New Delhi :  The Supreme Court on Tuesday turned the heat on the Maharashtra Government for dilly-dallying on grant of licences to the dance bars. It has directed the state government to issue licences to eight dance bars in Mumbai – which have complied with conditions — within two days and report compliance of the order in the next hearing on Friday.

The eight dance bars will give an undertaking that they would not engage employees with criminal antecedents in the dance area.

A Bench comprising Justices Dipak Misra and Shiva Kirti Singh dealt with certain pre-conditions for grant of licenses to dance bars and said, “Conditions subsequent cannot be equated with condition precedents.” It had snubbed the State Government last month, saying it is better for women to perform in dance bars then beg on streets or do something ”unacceptable” for earning livelihood.

Maharashtra government had filed an affidavit in the court informing the bench that they had not granted licenses to eight dance bars as it was detected that some of their employees had criminal antecedents.
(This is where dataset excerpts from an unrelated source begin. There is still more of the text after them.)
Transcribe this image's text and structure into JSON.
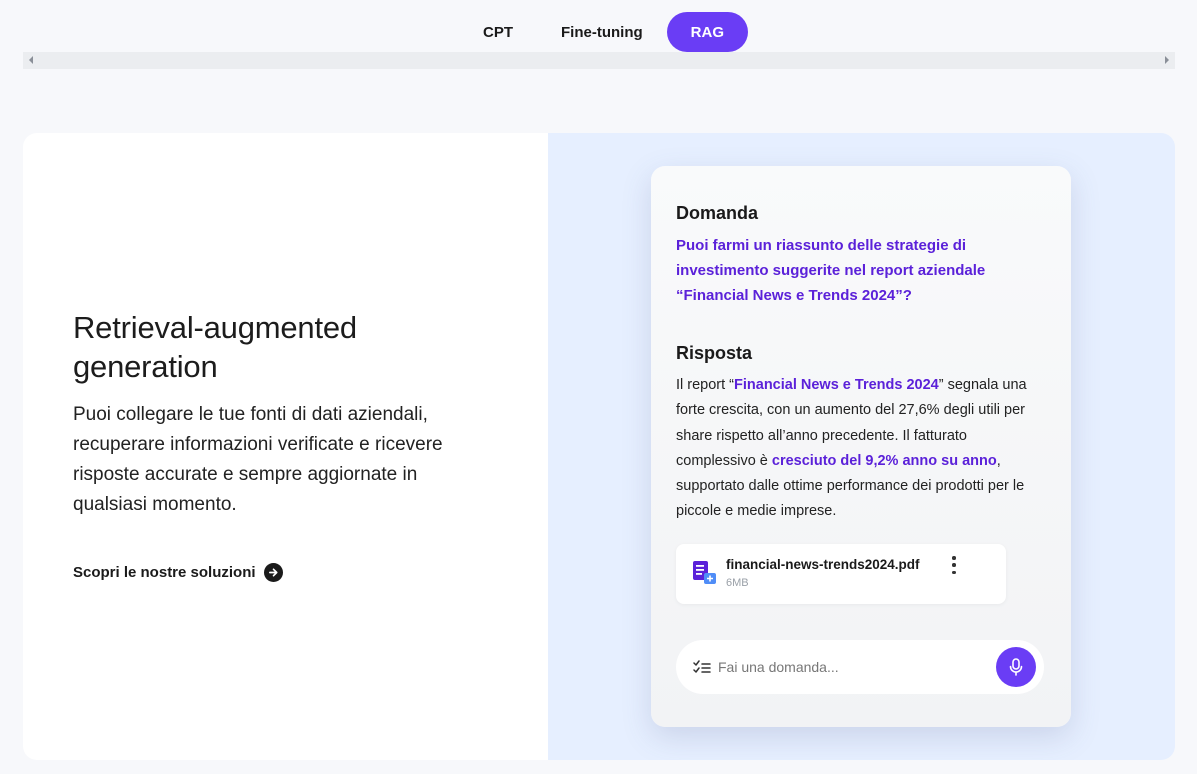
{
  "tabs": [
    {
      "label": "CPT",
      "active": false
    },
    {
      "label": "Fine-tuning",
      "active": false
    },
    {
      "label": "RAG",
      "active": true
    }
  ],
  "left": {
    "title": "Retrieval-augmented generation",
    "description": "Puoi collegare le tue fonti di dati aziendali, recuperare informazioni verificate e ricevere risposte accurate e sempre aggiornate in qualsiasi momento.",
    "cta_label": "Scopri le nostre soluzioni",
    "cta_icon": "arrow-right-circle-icon"
  },
  "panel": {
    "question_label": "Domanda",
    "question_text": "Puoi farmi un riassunto delle strategie di investimento suggerite nel report aziendale “Financial News e Trends 2024”?",
    "answer_label": "Risposta",
    "answer_parts": [
      "Il report “",
      "Financial News e Trends 2024",
      "” segnala una forte crescita, con un aumento del 27,6% degli utili per share rispetto all’anno precedente. Il fatturato complessivo è ",
      "cresciuto del 9,2% anno su anno",
      ", supportato dalle ottime performance dei prodotti per le piccole e medie imprese."
    ],
    "file": {
      "name": "financial-news-trends2024.pdf",
      "size": "6MB",
      "icon": "document-icon"
    },
    "input": {
      "placeholder": "Fai una domanda...",
      "value": ""
    },
    "mic_icon": "microphone-icon"
  },
  "colors": {
    "accent": "#6a3df5",
    "highlight_text": "#5b21d9",
    "right_panel_bg": "#e6efff",
    "page_bg": "#f7f8fb"
  }
}
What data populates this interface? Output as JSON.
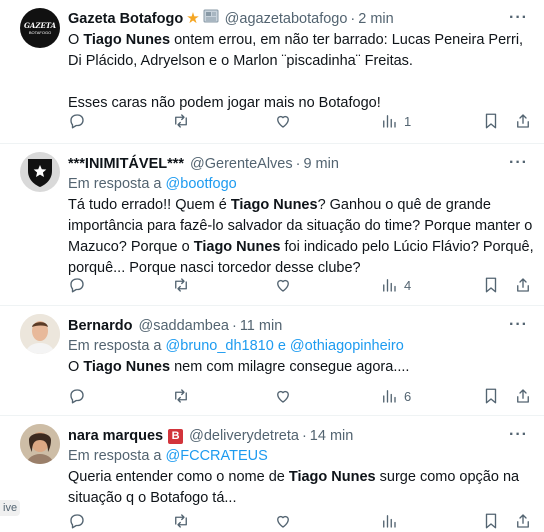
{
  "tweets": [
    {
      "name": "Gazeta Botafogo",
      "handle": "@agazetabotafogo",
      "sep": "·",
      "time": "2 min",
      "more": "···",
      "avatar_text": "GAZETA",
      "avatar_sub": "BOTAFOGO",
      "body": {
        "p1_a": "O ",
        "p1_b": "Tiago Nunes",
        "p1_c": " ontem errou, em não ter barrado: Lucas Peneira Perri, Di Plácido, Adryelson e o Marlon ¨piscadinha¨ Freitas.",
        "p2": "Esses caras não podem jogar mais no Botafogo!"
      },
      "views": "1"
    },
    {
      "name": "***INIMITÁVEL***",
      "handle": "@GerenteAlves",
      "sep": "·",
      "time": "9 min",
      "more": "···",
      "reply_prefix": "Em resposta a",
      "reply_to": "@bootfogo",
      "body": {
        "a": "Tá tudo errado!! Quem é ",
        "b": "Tiago Nunes",
        "c": "? Ganhou o quê de grande importância para fazê-lo salvador da situação do time? Porque manter o Mazuco? Porque o ",
        "d": "Tiago Nunes",
        "e": " foi indicado pelo Lúcio Flávio? Porquê, porquê... Porque nasci torcedor desse clube?"
      },
      "views": "4"
    },
    {
      "name": "Bernardo",
      "handle": "@saddambea",
      "sep": "·",
      "time": "11 min",
      "more": "···",
      "reply_prefix": "Em resposta a",
      "reply_to": "@bruno_dh1810 e @othiagopinheiro",
      "body": {
        "a": "O ",
        "b": "Tiago Nunes",
        "c": " nem com milagre consegue agora...."
      },
      "views": "6"
    },
    {
      "name": "nara marques",
      "badge": "B",
      "handle": "@deliverydetreta",
      "sep": "·",
      "time": "14 min",
      "more": "···",
      "reply_prefix": "Em resposta a",
      "reply_to": "@FCCRATEUS",
      "body": {
        "a": "Queria entender como o nome de ",
        "b": "Tiago Nunes",
        "c": " surge como opção na situação q o Botafogo tá..."
      }
    }
  ],
  "edge_tab": "ive",
  "colors": {
    "link": "#1d9bf0",
    "muted": "#536471",
    "text": "#0f1419",
    "star": "#f5a623",
    "badge": "#d2343b"
  },
  "icons": [
    "reply-icon",
    "retweet-icon",
    "like-icon",
    "views-icon",
    "bookmark-icon",
    "share-icon",
    "star-icon",
    "newspaper-icon"
  ]
}
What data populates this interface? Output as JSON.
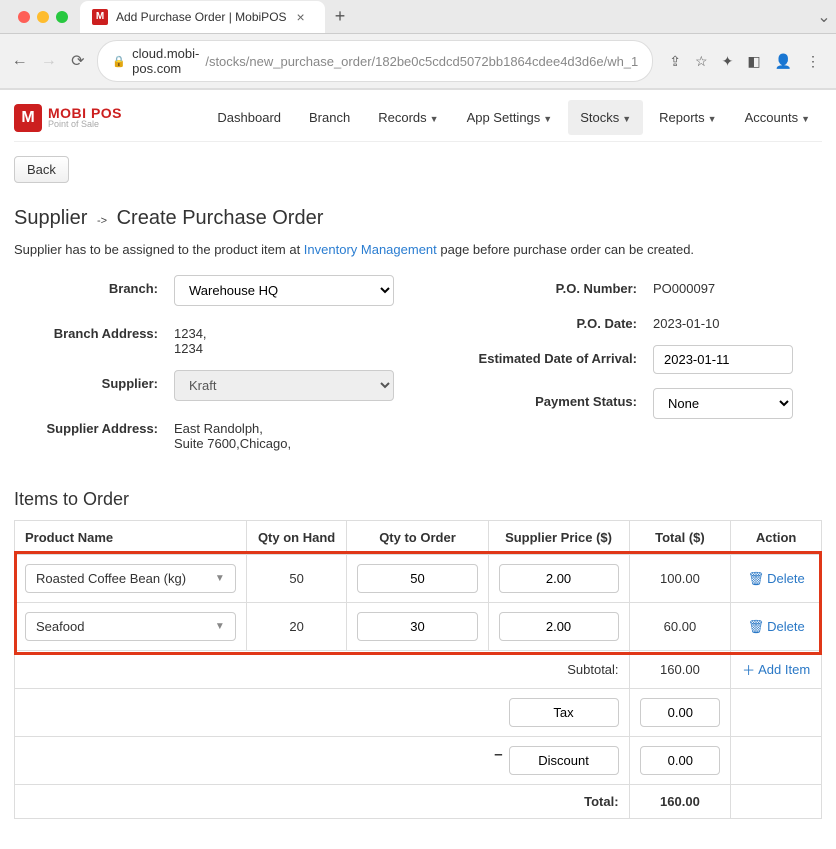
{
  "browser": {
    "tab_title": "Add Purchase Order | MobiPOS",
    "url_host": "cloud.mobi-pos.com",
    "url_path": "/stocks/new_purchase_order/182be0c5cdcd5072bb1864cdee4d3d6e/wh_1"
  },
  "logo": {
    "line1": "MOBI POS",
    "line2": "Point of Sale",
    "mark": "M"
  },
  "menu": {
    "dashboard": "Dashboard",
    "branch": "Branch",
    "records": "Records",
    "app_settings": "App Settings",
    "stocks": "Stocks",
    "reports": "Reports",
    "accounts": "Accounts"
  },
  "back_label": "Back",
  "title": {
    "crumb": "Supplier",
    "page": "Create Purchase Order"
  },
  "info": {
    "prefix": "Supplier has to be assigned to the product item at ",
    "link": "Inventory Management",
    "suffix": " page before purchase order can be created."
  },
  "form": {
    "branch_label": "Branch:",
    "branch_value": "Warehouse HQ",
    "branch_address_label": "Branch Address:",
    "branch_address_l1": "1234,",
    "branch_address_l2": "1234",
    "supplier_label": "Supplier:",
    "supplier_value": "Kraft",
    "supplier_address_label": "Supplier Address:",
    "supplier_address_l1": "East Randolph,",
    "supplier_address_l2": "Suite 7600,Chicago,",
    "po_number_label": "P.O. Number:",
    "po_number_value": "PO000097",
    "po_date_label": "P.O. Date:",
    "po_date_value": "2023-01-10",
    "eta_label": "Estimated Date of Arrival:",
    "eta_value": "2023-01-11",
    "payment_status_label": "Payment Status:",
    "payment_status_value": "None"
  },
  "items_title": "Items to Order",
  "headers": {
    "product": "Product Name",
    "qty_hand": "Qty on Hand",
    "qty_order": "Qty to Order",
    "price": "Supplier Price ($)",
    "total": "Total ($)",
    "action": "Action"
  },
  "rows": [
    {
      "product": "Roasted Coffee Bean (kg)",
      "qty_hand": "50",
      "qty_order": "50",
      "price": "2.00",
      "total": "100.00"
    },
    {
      "product": "Seafood",
      "qty_hand": "20",
      "qty_order": "30",
      "price": "2.00",
      "total": "60.00"
    }
  ],
  "summary": {
    "subtotal_label": "Subtotal:",
    "subtotal_value": "160.00",
    "tax_label": "Tax",
    "tax_value": "0.00",
    "discount_label": "Discount",
    "discount_value": "0.00",
    "total_label": "Total:",
    "total_value": "160.00"
  },
  "actions": {
    "delete": "Delete",
    "add_item": "Add Item"
  }
}
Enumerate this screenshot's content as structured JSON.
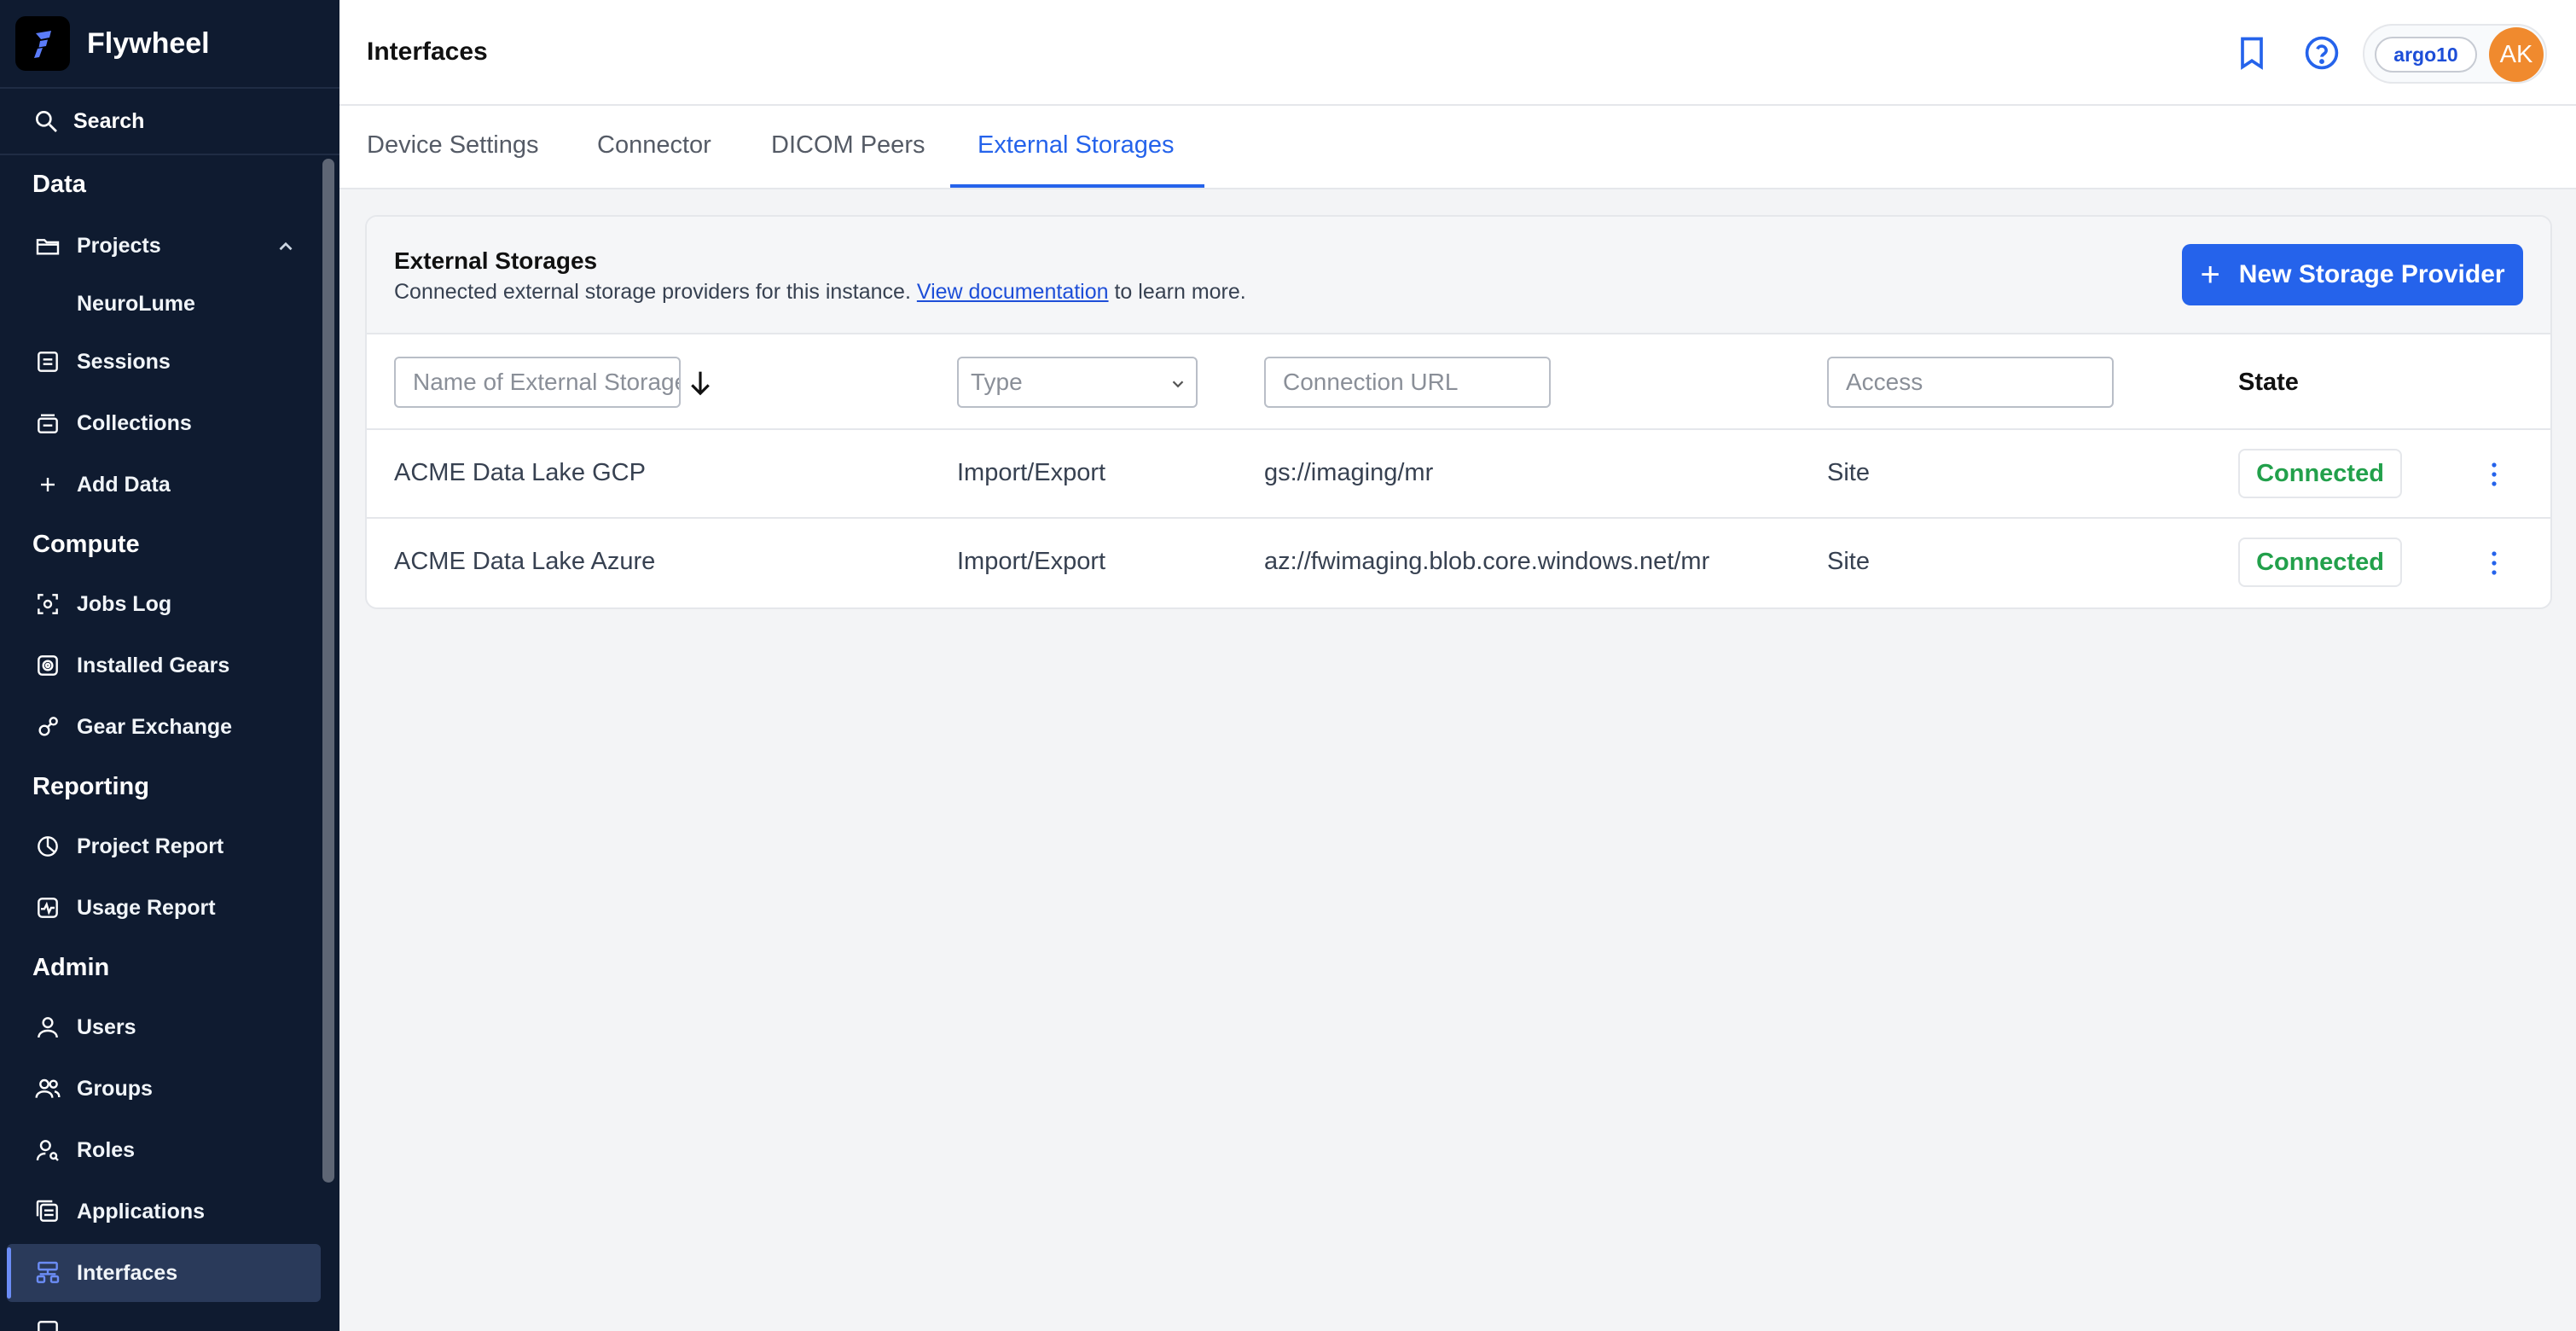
{
  "sidebar": {
    "brand": "Flywheel",
    "search": "Search",
    "sections": {
      "data": "Data",
      "compute": "Compute",
      "reporting": "Reporting",
      "admin": "Admin"
    },
    "items": {
      "projects": "Projects",
      "neurolume": "NeuroLume",
      "sessions": "Sessions",
      "collections": "Collections",
      "add_data": "Add Data",
      "jobs_log": "Jobs Log",
      "installed_gears": "Installed Gears",
      "gear_exchange": "Gear Exchange",
      "project_report": "Project Report",
      "usage_report": "Usage Report",
      "users": "Users",
      "groups": "Groups",
      "roles": "Roles",
      "applications": "Applications",
      "interfaces": "Interfaces"
    }
  },
  "header": {
    "title": "Interfaces",
    "org": "argo10",
    "avatar": "AK"
  },
  "tabs": [
    {
      "label": "Device Settings",
      "active": false
    },
    {
      "label": "Connector",
      "active": false
    },
    {
      "label": "DICOM Peers",
      "active": false
    },
    {
      "label": "External Storages",
      "active": true
    }
  ],
  "card": {
    "title": "External Storages",
    "desc_before": "Connected external storage providers for this instance.",
    "desc_link": "View documentation",
    "desc_after": "to learn more.",
    "new_button": "New Storage Provider"
  },
  "filters": {
    "name_placeholder": "Name of External Storage",
    "type_placeholder": "Type",
    "url_placeholder": "Connection URL",
    "access_placeholder": "Access",
    "state_header": "State"
  },
  "rows": [
    {
      "name": "ACME Data Lake GCP",
      "type": "Import/Export",
      "url": "gs://imaging/mr",
      "access": "Site",
      "state": "Connected"
    },
    {
      "name": "ACME Data Lake Azure",
      "type": "Import/Export",
      "url": "az://fwimaging.blob.core.windows.net/mr",
      "access": "Site",
      "state": "Connected"
    }
  ],
  "colors": {
    "sidebar_bg": "#0f1b30",
    "accent": "#2563eb",
    "connected": "#22a04b",
    "avatar": "#f08a2e"
  }
}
Are they criminals, the Bench demanded, deprecating attempts to deprive the dancing girls of their right to earn a living.

Approve licences for 8 dance bars by Thursday, directs court

The Bench also asked the bar owners which are getting the license to furnish an affidavit to the police by Wednesday stating that they would not employ persons with criminal background.

The court also asked the dance bars to adhere to such conditions as that there should be railings to demarcate performance floor from the area for audience to sit and watch.

On Additional Solicitor General Pinki Anand, appearing for the state government, pleading that it is incumbent on the government to protect dignity of women and ensure there is no “obscenity” in dance bars, the Bench said it was certainly the government’s duty to curb obscenity, but it should not target a profession of dance while doing so. The ASG said that over 150 applications for grant of licences have been received, but only 39 offered themselves for inspection.


Mumbai :  Maharashtra Chief Minister Devendra Fadnavis on Tuesday said he was surprised at the Supreme Court directive to his state government to give licences to eight dance bars within two days. “I am surprised by the Supreme Court directive. Since the state has repealed the old Act, now permission can only be given under the new Act. If the hotels or restaurants which have asked for licences do not comply with the conditions of the Act, would it be legal to grant them licence,” he asked reporters. “The court order fails to appreciate the legislative competence of the state legislature which has unanimously enacted a law. If somebody complies with all the conditions under this law, the state will issue the licence but how can the state act against the provisions of the law which it has enacted,” Fadnavis asked. “If the state in any eventuality acts contrary to the law to deny the licence, the aggrieved person is at liberty to approach the high court,” the Chief Minister added. “The state government will once again put this view in front of the honourable Supreme Court,” he said.